After receiving the report, the employer contacted a group of aquatic safety and risk management consultants to discuss the possibility of hiring a deaf lifeguard. The consultant expressed concern but was not able to provide a definitive answer due to his lack of familiarity with Keith or the county facility. In response, the employer drafted a six-page outline setting forth potential accommodations that they believed might allow Keith to work as a lifeguard. When the consultant’s reticence continued, the employer withdrew the offer of employment.
Crucially, at no point did the employer or the consultant ever research the issue of deaf individuals working as lifeguards nor did they have any experience or education in the matter. Additionally, after the initial medical examination, Keith was never contacted by the employer until he was notified that his offer of employment was being withdrawn.
Keith brought suit for violation of his rights under the Americans with Disabilities Act. At trial, Keith produced testimony from experts who stated that the ability to hear is unnecessary to the essential functions of lifeguarding because the signs of a swimmer in distress are almost never auditory. Additionally, they testified that the current world record holder for most lives saved is a deaf man, Leroy Colombo, who saved over 900 lives in his career. Regardless, the court granted summary judgment for the employer held that they had made an “individualized inquiry” regarding Keith’s abilities and that Keith had not demonstrated an ability to complete the essential communication functions of a lifeguard even with a reasonable accommodation.
On appeal, the appellate court agreed with the district court that the employer had made an individualized assessment.
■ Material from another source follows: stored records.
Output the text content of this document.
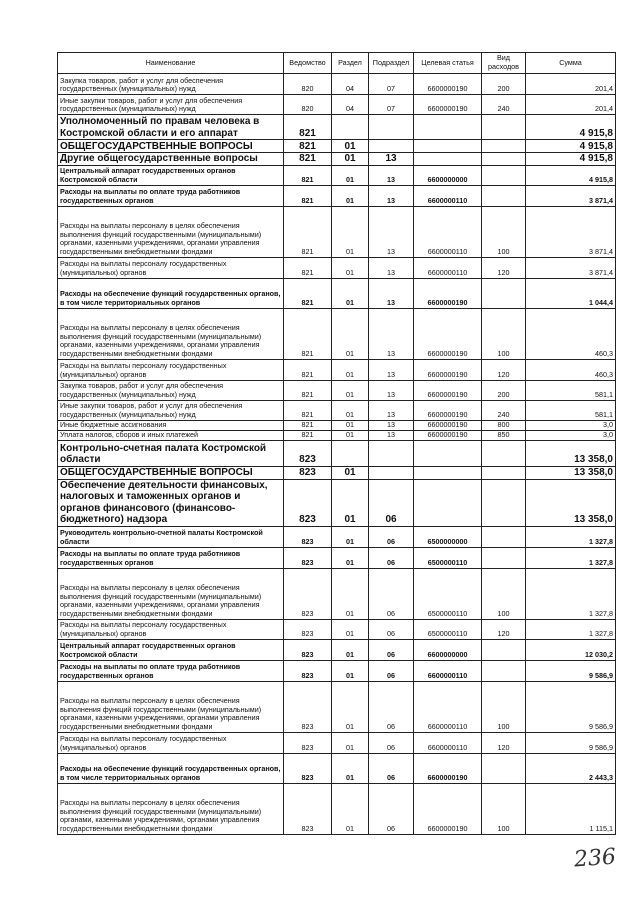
Наименование	Ведомство	Раздел	Подраздел	Целевая статья	Вид расходов	Сумма
Закупка товаров, работ и услуг для обеспечения государственных (муниципальных) нужд	820	04	07	6600000190	200	201,4
Иные закупки товаров, работ и услуг для обеспечения государственных (муниципальных) нужд	820	04	07	6600000190	240	201,4
Уполномоченный по правам человека в Костромской области и его аппарат	821					4 915,8
ОБЩЕГОСУДАРСТВЕННЫЕ ВОПРОСЫ	821	01				4 915,8
Другие общегосударственные вопросы	821	01	13			4 915,8
Центральный аппарат государственных органов Костромской области	821	01	13	6600000000		4 915,8
Расходы на выплаты по оплате труда работников государственных органов	821	01	13	6600000110		3 871,4
Расходы на выплаты персоналу в целях обеспечения выполнения функций государственными (муниципальными) органами, казенными учреждениями, органами управления государственными внебюджетными фондами	821	01	13	6600000110	100	3 871,4
Расходы на выплаты персоналу государственных (муниципальных) органов	821	01	13	6600000110	120	3 871,4
Расходы на обеспечение функций государственных органов, в том числе территориальных органов	821	01	13	6600000190		1 044,4
Расходы на выплаты персоналу в целях обеспечения выполнения функций государственными (муниципальными) органами, казенными учреждениями, органами управления государственными внебюджетными фондами	821	01	13	6600000190	100	460,3
Расходы на выплаты персоналу государственных (муниципальных) органов	821	01	13	6600000190	120	460,3
Закупка товаров, работ и услуг для обеспечения государственных (муниципальных) нужд	821	01	13	6600000190	200	581,1
Иные закупки товаров, работ и услуг для обеспечения государственных (муниципальных) нужд	821	01	13	6600000190	240	581,1
Иные бюджетные ассигнования	821	01	13	6600000190	800	3,0
Уплата налогов, сборов и иных платежей	821	01	13	6600000190	850	3,0
Контрольно-счетная палата Костромской области	823					13 358,0
ОБЩЕГОСУДАРСТВЕННЫЕ ВОПРОСЫ	823	01				13 358,0
Обеспечение деятельности финансовых, налоговых и таможенных органов и органов финансового (финансово-бюджетного) надзора	823	01	06			13 358,0
Руководитель контрольно-счетной палаты Костромской области	823	01	06	6500000000		1 327,8
Расходы на выплаты по оплате труда работников государственных органов	823	01	06	6500000110		1 327,8
Расходы на выплаты персоналу в целях обеспечения выполнения функций государственными (муниципальными) органами, казенными учреждениями, органами управления государственными внебюджетными фондами	823	01	06	6500000110	100	1 327,8
Расходы на выплаты персоналу государственных (муниципальных) органов	823	01	06	6500000110	120	1 327,8
Центральный аппарат государственных органов Костромской области	823	01	06	6600000000		12 030,2
Расходы на выплаты по оплате труда работников государственных органов	823	01	06	6600000110		9 586,9
Расходы на выплаты персоналу в целях обеспечения выполнения функций государственными (муниципальными) органами, казенными учреждениями, органами управления государственными внебюджетными фондами	823	01	06	6600000110	100	9 586,9
Расходы на выплаты персоналу государственных (муниципальных) органов	823	01	06	6600000110	120	9 586,9
Расходы на обеспечение функций государственных органов, в том числе территориальных органов	823	01	06	6600000190		2 443,3
Расходы на выплаты персоналу в целях обеспечения выполнения функций государственными (муниципальными) органами, казенными учреждениями, органами управления государственными внебюджетными фондами	823	01	06	6600000190	100	1 115,1
236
However, they noted that the offer of employment was provided after that individualized assessment and only rescinded once the employer received opinions from the doctor and consultant who had no experience with Keith’s ability as a lifeguard. The court noted that an employer may not rely purely on the advice of third parties when making disability or accommodation decisions and turned to consider Keith’s qualification for the position and whether he could complete all of the essential functions with a reasonable accommodation. Relying on the testimony of Keith’s experts and the list of potential accommodations created by the employer, the court held that Keith had demonstrated sufficient facts to raise a genuine issue of material fact as to both his qualification for the position and the existence of potential accommodations. Therefore, the court reversed summary judgement on all of these matters.
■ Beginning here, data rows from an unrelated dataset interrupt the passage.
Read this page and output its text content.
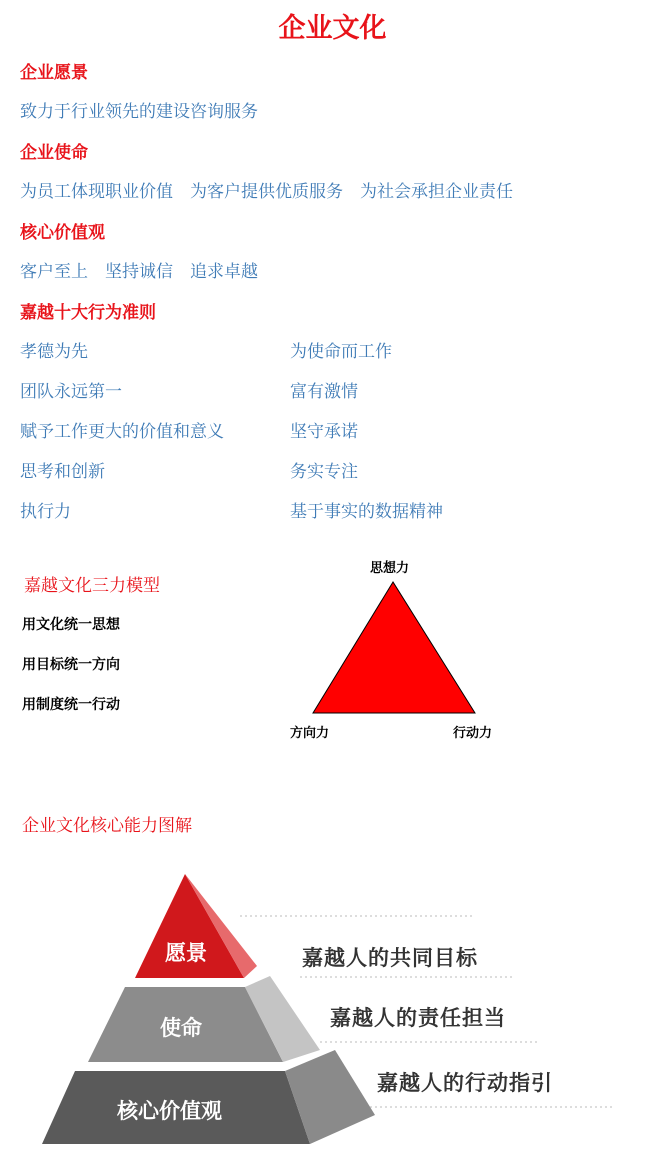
企业文化
企业愿景
致力于行业领先的建设咨询服务
企业使命
为员工体现职业价值 为客户提供优质服务 为社会承担企业责任
核心价值观
客户至上 坚持诚信 追求卓越
嘉越十大行为准则
孝德为先
团队永远第一
赋予工作更大的价值和意义
思考和创新
执行力
为使命而工作
富有激情
坚守承诺
务实专注
基于事实的数据精神
嘉越文化三力模型
用文化统一思想
用目标统一方向
用制度统一行动
思想力
方向力	行动力
企业文化核心能力图解
愿景
使命
核心价值观
嘉越人的共同目标
嘉越人的责任担当
嘉越人的行动指引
The final issue that the court addressed was whether the employer had participated in the ADA required “interactive process.” The court focused on the fact that the employer never consulted with Keith on any part of their individualized assessment. The court noted that if they had, Keith may have been able to connect them with information and experts on his condition that would have answered the concerns of the employer. Therefore, the court remanded the decision for additional analysis of whether this failure was an additional violation of the ADA.
Keith demonstrates the need to see past prejudices related to certain disabilities. From a legal standpoint, it’s also important for employers to understand how important it is to participate in the interactive process of disability accommodation. Even though the employer in Keith completed an individualized assessment, the fact that they did not include the plaintiff in that process was sufficient to provide grounds for a separate violation of the ADA. Employers must know that if there is even a chance that an individual could work in a position, with accommodations, they are obligated to work with that individual to find a satisfactory conclusion.